The Sewanee Review, a distinguished quarterly literary magazine, is published by the University. It began in 1892 and is said to be the oldest publication of its kind in the country. If you are a young Assistant Professor of English working toward tenure your essay in the Sewanee Review would be like bringing a batting average of .319.
A list of contributors reads like a Who's Who of American letters: Flannery O'Conner, William Faulkner, Robert Penn Warren, Cormac McCarthy, and so on. Tennessee Williams left his literary rights to the University, which must be a financial help.
Along with poet Allen Tate, novelist Andrew Lytle was the editor of Sewanee Review. He died in Monteagle in 1995.
You don't want to die in Monteagle. So, head left toward Tracy City. And find another surprise -- a stream called Fiery Gizzard Creek -- apparently named by David Crockett when he burned his mouth on a hot turkey gizzard. I expect the name omits some other choice adjectives he may've blurted out.
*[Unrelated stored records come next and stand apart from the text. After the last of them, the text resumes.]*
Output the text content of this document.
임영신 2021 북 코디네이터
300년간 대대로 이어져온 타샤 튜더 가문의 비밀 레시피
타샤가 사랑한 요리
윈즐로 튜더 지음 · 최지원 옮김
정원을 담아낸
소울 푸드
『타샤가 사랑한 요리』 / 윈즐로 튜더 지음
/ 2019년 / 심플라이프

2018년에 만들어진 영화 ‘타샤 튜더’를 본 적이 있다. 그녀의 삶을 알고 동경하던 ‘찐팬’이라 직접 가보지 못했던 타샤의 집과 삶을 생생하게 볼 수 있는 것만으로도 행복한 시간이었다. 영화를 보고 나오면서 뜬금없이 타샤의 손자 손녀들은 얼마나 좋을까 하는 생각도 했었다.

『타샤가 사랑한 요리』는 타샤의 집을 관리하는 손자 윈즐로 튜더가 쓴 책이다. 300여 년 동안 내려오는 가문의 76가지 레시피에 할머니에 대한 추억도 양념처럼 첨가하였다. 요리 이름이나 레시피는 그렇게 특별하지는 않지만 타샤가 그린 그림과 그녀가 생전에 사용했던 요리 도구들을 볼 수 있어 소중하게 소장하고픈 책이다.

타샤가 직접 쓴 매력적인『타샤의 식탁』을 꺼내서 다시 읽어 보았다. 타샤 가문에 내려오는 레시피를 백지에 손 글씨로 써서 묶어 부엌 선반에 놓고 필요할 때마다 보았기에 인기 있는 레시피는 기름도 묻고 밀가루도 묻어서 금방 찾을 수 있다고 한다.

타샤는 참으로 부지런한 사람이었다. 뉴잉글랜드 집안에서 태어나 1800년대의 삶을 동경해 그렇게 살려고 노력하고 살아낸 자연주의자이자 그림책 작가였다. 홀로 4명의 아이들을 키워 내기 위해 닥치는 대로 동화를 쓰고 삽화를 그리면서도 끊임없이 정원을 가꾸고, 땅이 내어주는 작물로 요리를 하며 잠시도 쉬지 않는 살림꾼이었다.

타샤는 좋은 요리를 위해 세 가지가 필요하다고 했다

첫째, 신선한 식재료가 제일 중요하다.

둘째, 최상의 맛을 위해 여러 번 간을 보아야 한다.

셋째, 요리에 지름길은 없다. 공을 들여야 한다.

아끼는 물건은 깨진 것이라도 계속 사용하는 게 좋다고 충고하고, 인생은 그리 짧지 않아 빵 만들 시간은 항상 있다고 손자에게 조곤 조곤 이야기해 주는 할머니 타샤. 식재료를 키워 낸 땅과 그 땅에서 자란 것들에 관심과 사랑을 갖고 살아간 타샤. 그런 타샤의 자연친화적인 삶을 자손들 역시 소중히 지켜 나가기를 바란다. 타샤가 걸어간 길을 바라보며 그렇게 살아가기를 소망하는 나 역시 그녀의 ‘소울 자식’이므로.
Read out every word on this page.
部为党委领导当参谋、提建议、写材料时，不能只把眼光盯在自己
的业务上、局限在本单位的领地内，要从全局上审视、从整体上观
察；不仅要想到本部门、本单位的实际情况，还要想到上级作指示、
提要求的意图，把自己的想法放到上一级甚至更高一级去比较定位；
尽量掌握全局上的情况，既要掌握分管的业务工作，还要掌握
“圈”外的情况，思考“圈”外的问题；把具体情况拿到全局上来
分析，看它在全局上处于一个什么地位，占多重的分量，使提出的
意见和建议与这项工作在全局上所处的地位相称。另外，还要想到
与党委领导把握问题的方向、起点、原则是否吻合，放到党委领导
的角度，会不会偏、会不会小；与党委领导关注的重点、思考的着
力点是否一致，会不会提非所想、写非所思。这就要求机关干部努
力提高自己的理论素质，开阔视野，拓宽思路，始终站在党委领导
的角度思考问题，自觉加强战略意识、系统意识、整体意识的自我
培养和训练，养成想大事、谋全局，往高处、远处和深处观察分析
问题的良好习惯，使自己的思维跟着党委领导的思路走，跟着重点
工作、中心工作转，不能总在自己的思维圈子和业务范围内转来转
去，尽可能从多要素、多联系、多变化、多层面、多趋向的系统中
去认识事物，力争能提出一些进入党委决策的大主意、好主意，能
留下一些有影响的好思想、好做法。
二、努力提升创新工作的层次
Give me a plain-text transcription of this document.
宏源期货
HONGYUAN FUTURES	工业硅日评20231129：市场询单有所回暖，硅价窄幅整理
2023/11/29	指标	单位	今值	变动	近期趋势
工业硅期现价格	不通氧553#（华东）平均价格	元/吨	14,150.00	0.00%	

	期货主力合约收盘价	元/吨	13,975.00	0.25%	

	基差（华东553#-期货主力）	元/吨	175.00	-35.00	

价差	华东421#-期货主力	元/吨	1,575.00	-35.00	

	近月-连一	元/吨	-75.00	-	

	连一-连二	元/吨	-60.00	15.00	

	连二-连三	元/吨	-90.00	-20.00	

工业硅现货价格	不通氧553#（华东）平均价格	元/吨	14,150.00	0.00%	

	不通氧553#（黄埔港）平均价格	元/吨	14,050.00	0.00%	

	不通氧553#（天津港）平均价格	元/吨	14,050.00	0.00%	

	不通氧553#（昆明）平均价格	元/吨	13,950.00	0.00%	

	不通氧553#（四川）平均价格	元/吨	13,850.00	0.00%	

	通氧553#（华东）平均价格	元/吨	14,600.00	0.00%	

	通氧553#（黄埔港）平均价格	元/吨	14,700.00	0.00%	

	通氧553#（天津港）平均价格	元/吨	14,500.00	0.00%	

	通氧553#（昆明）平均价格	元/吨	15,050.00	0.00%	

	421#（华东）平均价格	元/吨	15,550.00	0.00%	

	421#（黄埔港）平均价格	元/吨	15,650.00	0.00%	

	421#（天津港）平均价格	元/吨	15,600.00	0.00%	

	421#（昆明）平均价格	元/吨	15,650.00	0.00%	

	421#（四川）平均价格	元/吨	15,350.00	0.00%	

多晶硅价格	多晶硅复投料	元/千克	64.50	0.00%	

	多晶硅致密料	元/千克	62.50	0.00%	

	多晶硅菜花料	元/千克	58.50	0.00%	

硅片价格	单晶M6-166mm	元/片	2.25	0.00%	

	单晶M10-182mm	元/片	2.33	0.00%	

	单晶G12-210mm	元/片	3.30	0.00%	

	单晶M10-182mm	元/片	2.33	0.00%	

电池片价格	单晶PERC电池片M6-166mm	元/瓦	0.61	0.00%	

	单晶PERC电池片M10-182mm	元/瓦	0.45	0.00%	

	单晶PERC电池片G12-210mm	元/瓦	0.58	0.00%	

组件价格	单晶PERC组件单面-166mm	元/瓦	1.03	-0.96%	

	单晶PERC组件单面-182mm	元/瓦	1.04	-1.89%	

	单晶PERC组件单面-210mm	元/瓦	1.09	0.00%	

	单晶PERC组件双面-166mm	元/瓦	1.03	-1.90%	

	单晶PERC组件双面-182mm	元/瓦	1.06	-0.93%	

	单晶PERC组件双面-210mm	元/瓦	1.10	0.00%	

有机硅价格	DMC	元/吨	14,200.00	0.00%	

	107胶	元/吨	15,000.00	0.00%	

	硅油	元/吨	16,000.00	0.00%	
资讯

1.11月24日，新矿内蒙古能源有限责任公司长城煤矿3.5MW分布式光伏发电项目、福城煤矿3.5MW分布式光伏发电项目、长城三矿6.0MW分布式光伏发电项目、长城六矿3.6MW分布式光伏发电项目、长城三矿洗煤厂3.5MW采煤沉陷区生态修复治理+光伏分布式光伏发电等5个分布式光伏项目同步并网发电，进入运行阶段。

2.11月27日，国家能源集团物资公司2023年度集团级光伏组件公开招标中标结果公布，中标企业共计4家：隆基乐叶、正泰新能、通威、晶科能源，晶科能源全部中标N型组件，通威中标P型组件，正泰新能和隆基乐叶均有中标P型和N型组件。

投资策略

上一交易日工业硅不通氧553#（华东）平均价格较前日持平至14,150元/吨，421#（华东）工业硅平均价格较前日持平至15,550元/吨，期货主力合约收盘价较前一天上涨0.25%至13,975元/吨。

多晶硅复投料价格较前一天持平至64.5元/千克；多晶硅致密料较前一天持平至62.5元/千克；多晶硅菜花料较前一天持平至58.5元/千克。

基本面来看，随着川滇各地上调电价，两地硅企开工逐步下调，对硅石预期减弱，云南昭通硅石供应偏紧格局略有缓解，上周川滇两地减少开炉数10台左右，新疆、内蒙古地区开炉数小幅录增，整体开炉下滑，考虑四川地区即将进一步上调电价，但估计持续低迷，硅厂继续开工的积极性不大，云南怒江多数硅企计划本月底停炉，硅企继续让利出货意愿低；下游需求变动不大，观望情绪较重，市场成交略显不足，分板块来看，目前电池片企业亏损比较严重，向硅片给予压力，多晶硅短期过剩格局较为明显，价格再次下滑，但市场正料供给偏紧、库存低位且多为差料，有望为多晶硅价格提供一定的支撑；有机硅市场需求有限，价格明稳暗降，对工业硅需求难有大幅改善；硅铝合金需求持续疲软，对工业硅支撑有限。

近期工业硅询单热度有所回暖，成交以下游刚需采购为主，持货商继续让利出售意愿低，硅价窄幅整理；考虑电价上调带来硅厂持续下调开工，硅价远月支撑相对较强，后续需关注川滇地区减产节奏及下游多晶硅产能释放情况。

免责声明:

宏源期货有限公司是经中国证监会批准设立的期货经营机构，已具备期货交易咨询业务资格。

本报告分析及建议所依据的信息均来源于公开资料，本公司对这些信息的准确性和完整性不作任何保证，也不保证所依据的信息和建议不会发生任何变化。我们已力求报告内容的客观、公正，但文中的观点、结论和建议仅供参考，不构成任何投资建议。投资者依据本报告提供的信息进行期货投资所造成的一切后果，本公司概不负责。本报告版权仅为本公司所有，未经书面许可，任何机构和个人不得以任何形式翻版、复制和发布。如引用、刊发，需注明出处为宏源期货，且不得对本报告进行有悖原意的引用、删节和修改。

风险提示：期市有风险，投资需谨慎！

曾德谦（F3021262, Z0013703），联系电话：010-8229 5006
The trailhead to the Fiery Gizzard Trail is at Tracy City. The trail follows the creek part way down an amazing gorge of unique geologically structures: standing rocks, house-sized boulders, waterfalls, and so on. The trail is part of South Cumberland State Park. The park headquarters are on the left as you trudge toward Tracy City. You can find water and restrooms there.
Backpacking magazine, which I used to read, called the trail one of the top 25 hikes in the country. I took that walk solo a few years ago. I'd like to go back while I'm still young enough (young enough!).
Highlander, Sewanee, Fiery Gizzard, why didn't I include more topics like these in the book Bench of Despair? Maybe I should have. But I didn't want to bog down the narrative with description and history and navel gazing. From the beginning, I wanted it to be a page-turner, driven by the actual action that occurred. Posted here, boring exposition is free, all free.